Former Dallas Cowboy Herschel Walker was in Texoma Monday to talk about the impact civil rights leaders like Dr. Martin Luther King Jr. had on his life.


This is the 16th year for annual MLK breakfast at Austin College. Each year, the college invites accomplished guests, ranging from doctors to athletes, to speak on their achievements and how they were made possible through the work of civil rights leaders.


Student speakers also take the stage to talk about the Civil Rights Movement.


“I told my son it was interesting because if I was born maybe 10 years earlier there may not have been a Herschel Walker,” Walker said. “Maybe even five years earlier and there might not have been a Hershel Walker.”


In mid-January, ESPN ranked Walker as the second greatest college player of all time.

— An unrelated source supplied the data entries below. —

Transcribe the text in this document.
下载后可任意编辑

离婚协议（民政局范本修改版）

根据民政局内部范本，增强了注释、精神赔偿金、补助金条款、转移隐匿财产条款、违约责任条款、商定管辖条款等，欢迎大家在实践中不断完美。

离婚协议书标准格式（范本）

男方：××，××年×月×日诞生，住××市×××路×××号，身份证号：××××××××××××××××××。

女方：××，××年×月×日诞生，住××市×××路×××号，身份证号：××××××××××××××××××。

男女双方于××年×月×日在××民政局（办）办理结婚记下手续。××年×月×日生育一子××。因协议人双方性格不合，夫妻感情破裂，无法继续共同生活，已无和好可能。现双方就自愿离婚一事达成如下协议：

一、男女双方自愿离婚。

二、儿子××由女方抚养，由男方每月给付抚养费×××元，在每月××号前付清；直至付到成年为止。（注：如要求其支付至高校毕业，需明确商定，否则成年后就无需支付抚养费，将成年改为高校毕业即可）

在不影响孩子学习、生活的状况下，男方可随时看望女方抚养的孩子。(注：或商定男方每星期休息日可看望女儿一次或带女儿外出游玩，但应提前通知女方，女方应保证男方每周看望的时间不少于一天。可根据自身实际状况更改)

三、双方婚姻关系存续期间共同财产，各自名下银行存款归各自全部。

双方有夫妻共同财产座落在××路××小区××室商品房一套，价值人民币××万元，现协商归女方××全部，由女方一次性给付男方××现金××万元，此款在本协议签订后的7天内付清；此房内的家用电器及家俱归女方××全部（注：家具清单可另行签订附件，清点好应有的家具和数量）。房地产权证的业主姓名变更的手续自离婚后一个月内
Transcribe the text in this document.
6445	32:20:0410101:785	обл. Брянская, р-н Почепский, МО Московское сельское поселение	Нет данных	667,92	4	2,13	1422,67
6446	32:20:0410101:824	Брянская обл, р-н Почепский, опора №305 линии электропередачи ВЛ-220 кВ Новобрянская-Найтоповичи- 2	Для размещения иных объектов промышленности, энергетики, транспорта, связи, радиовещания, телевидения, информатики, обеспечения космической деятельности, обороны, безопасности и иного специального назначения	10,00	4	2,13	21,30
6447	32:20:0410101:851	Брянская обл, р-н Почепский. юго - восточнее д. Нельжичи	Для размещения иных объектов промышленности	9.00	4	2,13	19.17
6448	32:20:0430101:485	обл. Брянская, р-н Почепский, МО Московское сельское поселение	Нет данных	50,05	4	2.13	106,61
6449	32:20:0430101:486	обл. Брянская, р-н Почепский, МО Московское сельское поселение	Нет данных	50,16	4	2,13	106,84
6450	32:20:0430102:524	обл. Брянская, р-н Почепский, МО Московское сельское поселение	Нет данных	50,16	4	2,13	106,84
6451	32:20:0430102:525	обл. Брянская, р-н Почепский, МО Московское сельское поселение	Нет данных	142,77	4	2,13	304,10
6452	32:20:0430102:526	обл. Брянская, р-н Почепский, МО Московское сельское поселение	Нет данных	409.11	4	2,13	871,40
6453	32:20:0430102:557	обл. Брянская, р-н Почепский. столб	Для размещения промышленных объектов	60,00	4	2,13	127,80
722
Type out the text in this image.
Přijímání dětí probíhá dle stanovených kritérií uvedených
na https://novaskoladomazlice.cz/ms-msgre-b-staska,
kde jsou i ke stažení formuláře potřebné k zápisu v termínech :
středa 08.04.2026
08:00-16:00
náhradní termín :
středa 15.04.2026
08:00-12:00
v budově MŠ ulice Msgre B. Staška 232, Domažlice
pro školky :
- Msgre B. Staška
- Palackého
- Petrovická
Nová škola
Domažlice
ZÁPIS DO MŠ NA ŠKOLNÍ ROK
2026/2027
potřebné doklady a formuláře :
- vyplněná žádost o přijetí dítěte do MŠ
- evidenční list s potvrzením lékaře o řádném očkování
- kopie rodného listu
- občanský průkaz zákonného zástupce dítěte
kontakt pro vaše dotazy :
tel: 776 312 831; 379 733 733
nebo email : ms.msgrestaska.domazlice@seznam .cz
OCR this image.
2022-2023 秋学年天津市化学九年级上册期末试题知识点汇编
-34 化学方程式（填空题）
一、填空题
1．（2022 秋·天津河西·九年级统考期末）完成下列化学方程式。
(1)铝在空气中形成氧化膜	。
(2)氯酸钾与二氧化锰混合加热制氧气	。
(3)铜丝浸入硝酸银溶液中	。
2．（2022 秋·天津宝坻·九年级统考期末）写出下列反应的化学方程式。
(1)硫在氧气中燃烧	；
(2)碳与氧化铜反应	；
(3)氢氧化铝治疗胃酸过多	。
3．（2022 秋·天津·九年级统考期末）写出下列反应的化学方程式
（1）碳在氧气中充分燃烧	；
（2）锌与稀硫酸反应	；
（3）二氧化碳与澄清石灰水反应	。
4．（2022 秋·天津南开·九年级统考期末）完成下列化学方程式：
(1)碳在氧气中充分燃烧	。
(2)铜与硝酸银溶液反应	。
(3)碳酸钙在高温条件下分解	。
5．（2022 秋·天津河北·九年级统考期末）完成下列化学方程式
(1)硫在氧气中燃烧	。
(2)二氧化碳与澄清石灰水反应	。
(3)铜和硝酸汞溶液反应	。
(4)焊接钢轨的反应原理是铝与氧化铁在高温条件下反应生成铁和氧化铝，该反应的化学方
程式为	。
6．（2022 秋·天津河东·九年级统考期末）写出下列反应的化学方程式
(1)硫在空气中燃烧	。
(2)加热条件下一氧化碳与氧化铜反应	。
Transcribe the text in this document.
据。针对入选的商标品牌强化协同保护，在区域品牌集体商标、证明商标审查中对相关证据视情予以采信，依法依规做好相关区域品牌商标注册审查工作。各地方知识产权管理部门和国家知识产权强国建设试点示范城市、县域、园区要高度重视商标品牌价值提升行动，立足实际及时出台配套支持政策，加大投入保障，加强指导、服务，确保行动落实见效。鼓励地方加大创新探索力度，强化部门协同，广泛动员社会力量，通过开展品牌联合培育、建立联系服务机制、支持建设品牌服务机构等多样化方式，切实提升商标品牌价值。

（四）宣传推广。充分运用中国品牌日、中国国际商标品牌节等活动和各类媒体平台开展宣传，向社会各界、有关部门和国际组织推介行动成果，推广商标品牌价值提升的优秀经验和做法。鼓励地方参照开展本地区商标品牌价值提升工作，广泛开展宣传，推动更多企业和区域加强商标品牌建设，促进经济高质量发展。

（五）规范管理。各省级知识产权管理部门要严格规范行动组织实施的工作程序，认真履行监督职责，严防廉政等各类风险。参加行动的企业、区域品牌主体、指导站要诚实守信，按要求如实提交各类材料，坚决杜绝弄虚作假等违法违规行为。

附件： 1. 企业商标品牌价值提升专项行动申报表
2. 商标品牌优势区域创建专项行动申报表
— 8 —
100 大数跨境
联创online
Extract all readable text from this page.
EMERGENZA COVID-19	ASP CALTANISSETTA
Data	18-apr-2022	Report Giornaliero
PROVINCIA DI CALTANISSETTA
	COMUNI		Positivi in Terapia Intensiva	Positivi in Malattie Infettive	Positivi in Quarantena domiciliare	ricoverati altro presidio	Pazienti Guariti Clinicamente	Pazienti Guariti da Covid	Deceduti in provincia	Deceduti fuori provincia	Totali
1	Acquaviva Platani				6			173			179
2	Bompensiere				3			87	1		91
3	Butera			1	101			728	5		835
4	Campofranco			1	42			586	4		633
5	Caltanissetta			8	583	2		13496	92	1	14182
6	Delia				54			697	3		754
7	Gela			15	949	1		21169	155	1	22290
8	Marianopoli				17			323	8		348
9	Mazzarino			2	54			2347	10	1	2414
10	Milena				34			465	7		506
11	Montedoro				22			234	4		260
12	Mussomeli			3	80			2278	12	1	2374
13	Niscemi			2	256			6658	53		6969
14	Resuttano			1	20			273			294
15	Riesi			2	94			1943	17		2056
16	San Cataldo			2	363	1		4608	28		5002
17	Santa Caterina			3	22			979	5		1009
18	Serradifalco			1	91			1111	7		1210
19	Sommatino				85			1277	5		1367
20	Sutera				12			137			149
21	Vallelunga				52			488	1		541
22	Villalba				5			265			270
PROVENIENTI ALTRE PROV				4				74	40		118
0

Walker joined the Dallas Cowboys in 1986 in his first of two stints with the team following a short tenure in the United States Football League. Walker was selected as the 1982 Heisman Trophy winner and would go on to be a two-time pro bowl player, among other awards.


Despite these athletic accomplishments on the field, Walker said was obese as a young child growing up in Georgia and would often end up in the corner at school. He said he was targeted by bullies during his school career and had a speech impediment.


“Martin Luther King Day is always special because I grew up in Atlanta and south Georgia and what King has done for me has been absolutely incredible,” he said.


Things changed as he got older and began to read and take his studies seriously. During his high school years, he also started his well-known exercise regimen that included nearly 1,000 push-ups and sit-ups each day.


“My whole life, I’ve kept getting up, because I’ve been knocked down so many times,” he said.


Walker said he did not initially intend to go into college or professional football, and instead planned to go into the military. However, after talking with his mother, he decided to decide with the flip of a coin. Walker then used the same method to determine which school he would go to with the University of Georgia winning every time.


Despite encouraging the student athletes in attendance to get out and work for their dreams, Walker said his dreams were made possible through those of MLK and other people who helped him along the way. Walker said he thought about all the people who worked to make him the man he was today, and the “many thank yous” he owed to people over the years.


“(It is) not just to my teammates, but to players who played way back when and people like Martin Luther King who gave me the right and privilege to do the things I had the opportunity to do,” he said.


The student keynote address was given by Timothy Crossley, a history major who plans to receive his masters degree in education at AC. Crossley spoke about King’s forward thinking nature and how his efforts not only improved life for those living during the civil rights era, but generations to come. These efforts were made so that the next generation wouldn’t have to live in the same conditions.


“Dr. King lived in a time when people hated and judged you just by the way you looked,” he said, noting King’s non-violent approach.


“He held marches, he boycotted, he peacefully protested,” Crossley continued. “Dr. King envisioned a dream in which people were judged by the content of their character rather than the color of their skin. It was a dream he did not get to see.”